Colin and his best (only) friend Hassan (not-a-terrorist) are on a road trip designed to make Colin forget the pain of Katherine #19’s breaking up with him. Yes, Colin has been “in a relationship” with eighteen previous girls named Katherine, and now Katherine #19 has broken his heart —as usual. Colin always gets dumped by Katherines. Hassan (not-a -terrorist) is a great sidekick, and he’s the only funny Muslim book character I’ve ever encountered. The two buddies end up in Gutshot, Tennessee where they meet a girl named Lindsey, not Katherine, and Colin tries to formulate a Theorem that will predict the course of a romance from first kiss to the eventual End —dumping, divorce or death.
Maybe I liked the profane, wise-cracking, over-sexed An Abundance of Katherines because it’s funny, and unlike Nick and Norah I don’t feel as if the author is secretly sponsored by Planned Parenthood and the the Alan Guttmacher Institute charged with the task of feeding me propaganda about the sweetness and inevitability of teen unmarried sex. I get the idea that John Green just wanted to write a funny story about a nerdy genius who gets dumped by a whole string of girls named Katherine. The story is unbelievable (who even knows that many Katherines?), but I don’t get the impression that I’m expected to believe anything.
NOTE: If profanity, crude situations, and premarital sex offend you, you probably won’t like An Abundance of Katherines. But, darn, it’s a fun ride! I didn’t recommend the book to my young adults. I’m offended by all those things, but I still found myself chuckling at Colin’s and Hassan’s adventures. And I don’t even care for Walt Whitman either —much too juvenile and contradictory.

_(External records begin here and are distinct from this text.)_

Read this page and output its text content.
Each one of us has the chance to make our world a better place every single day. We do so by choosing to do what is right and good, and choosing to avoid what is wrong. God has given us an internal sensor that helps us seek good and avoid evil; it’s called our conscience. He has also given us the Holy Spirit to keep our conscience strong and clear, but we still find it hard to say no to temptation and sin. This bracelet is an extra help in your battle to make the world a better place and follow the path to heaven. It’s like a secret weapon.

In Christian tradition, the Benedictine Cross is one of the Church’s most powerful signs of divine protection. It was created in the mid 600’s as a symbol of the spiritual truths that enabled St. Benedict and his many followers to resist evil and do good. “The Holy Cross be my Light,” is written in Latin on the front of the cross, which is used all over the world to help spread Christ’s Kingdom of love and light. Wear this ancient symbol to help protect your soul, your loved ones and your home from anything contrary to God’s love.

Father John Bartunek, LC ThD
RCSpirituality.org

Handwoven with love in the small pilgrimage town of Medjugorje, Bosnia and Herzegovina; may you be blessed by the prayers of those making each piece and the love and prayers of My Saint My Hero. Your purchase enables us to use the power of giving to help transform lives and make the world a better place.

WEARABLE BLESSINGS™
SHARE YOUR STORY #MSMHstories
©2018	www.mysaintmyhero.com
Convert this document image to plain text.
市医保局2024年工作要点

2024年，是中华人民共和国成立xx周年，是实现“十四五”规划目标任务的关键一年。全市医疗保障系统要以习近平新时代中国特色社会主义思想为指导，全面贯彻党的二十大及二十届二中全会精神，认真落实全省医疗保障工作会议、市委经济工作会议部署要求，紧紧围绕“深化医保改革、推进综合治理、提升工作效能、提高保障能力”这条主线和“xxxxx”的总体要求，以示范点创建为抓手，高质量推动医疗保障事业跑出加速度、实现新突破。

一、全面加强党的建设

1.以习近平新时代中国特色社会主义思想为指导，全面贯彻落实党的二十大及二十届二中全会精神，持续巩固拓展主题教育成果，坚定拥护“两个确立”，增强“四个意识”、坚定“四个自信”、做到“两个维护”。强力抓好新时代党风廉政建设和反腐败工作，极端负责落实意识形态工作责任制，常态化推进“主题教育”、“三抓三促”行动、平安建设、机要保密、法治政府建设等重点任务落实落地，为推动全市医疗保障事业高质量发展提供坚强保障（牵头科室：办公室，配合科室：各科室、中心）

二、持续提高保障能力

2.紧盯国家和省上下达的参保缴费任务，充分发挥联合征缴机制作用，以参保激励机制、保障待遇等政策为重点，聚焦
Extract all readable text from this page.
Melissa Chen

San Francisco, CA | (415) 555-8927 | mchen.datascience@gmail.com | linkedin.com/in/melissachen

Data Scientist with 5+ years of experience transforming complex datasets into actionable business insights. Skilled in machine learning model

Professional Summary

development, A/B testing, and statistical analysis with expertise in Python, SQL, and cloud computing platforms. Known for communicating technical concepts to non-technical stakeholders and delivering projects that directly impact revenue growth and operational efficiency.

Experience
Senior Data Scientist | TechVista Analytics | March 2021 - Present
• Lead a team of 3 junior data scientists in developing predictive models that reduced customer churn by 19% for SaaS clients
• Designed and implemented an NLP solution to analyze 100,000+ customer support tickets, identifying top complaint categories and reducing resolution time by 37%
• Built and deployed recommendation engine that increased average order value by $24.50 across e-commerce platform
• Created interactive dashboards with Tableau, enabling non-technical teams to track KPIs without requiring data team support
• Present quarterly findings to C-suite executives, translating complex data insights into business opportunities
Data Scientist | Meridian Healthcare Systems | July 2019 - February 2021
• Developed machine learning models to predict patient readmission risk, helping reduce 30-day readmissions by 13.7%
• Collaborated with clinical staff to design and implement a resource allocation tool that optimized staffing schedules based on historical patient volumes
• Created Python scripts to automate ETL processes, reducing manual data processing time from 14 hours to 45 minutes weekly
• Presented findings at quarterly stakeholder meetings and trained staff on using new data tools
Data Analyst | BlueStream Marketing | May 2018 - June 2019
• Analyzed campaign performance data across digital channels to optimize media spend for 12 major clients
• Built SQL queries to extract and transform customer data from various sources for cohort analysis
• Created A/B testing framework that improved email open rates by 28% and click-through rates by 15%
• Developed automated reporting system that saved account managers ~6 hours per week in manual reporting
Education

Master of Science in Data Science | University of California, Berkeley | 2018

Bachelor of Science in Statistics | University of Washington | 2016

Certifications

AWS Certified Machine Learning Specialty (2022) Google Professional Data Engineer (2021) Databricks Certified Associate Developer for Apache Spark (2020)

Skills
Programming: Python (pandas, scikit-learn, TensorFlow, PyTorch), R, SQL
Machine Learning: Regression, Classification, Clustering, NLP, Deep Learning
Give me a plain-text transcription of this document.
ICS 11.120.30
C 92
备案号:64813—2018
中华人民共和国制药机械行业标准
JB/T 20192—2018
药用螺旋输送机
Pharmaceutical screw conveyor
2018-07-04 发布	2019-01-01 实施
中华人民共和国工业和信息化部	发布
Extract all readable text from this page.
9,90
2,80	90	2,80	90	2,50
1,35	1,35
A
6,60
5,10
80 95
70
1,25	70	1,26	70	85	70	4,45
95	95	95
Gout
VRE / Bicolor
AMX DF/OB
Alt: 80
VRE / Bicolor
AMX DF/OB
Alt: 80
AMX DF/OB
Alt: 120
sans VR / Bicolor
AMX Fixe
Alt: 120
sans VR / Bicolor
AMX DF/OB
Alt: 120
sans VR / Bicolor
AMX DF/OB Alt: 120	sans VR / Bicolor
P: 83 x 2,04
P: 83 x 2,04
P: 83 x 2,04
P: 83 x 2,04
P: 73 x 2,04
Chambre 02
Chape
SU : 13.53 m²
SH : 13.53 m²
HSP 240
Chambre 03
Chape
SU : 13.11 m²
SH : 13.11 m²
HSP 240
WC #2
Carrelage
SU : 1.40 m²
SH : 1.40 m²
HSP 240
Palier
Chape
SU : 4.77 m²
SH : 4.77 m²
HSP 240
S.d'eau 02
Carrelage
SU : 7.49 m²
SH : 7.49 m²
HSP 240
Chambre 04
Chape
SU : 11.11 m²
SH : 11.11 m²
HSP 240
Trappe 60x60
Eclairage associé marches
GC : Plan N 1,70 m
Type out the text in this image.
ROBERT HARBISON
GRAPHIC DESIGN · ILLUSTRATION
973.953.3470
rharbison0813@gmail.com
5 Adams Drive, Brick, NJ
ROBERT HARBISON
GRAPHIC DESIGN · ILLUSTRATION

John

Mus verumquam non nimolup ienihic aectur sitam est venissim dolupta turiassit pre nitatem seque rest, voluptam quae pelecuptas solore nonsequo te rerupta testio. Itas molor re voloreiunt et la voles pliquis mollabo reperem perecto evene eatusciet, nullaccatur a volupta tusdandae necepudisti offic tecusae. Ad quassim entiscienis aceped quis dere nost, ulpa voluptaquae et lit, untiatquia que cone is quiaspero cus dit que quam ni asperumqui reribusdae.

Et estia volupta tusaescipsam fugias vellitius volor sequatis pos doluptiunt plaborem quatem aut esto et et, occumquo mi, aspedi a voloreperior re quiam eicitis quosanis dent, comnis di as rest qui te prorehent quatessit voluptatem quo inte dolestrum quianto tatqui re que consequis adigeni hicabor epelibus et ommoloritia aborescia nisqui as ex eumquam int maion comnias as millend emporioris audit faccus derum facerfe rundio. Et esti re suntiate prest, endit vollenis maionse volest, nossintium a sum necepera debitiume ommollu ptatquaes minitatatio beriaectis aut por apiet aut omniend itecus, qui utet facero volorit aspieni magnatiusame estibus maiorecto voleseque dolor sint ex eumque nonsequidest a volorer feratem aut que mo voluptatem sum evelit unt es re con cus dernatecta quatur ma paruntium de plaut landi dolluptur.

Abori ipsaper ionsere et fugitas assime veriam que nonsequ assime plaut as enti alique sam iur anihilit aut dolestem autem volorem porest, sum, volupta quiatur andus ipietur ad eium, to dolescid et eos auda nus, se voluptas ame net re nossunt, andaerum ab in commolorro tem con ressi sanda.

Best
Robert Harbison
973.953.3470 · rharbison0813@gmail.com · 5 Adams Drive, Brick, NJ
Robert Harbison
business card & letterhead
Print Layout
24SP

I get such a kick out of Brotherhood 2.0. I have been worried about reading this because I didn’t want to be disappointed. You’ve given me courage to move it to the top of my stack.
For fans of Brotherhood 2.0, Katerines is AMAZING! I enjoyed it so much more after watching B2.0 and you can really hear John’s voice in the book. I’ve read it a few times, and I didn’t find it oversexed at all. Any time there was a mention of sex, it was almost absolutely necessary to the plot. And the “kids” were all high school graduates. While young and sometimes obnoxious, I don’t understand why unsupervised was such an issue.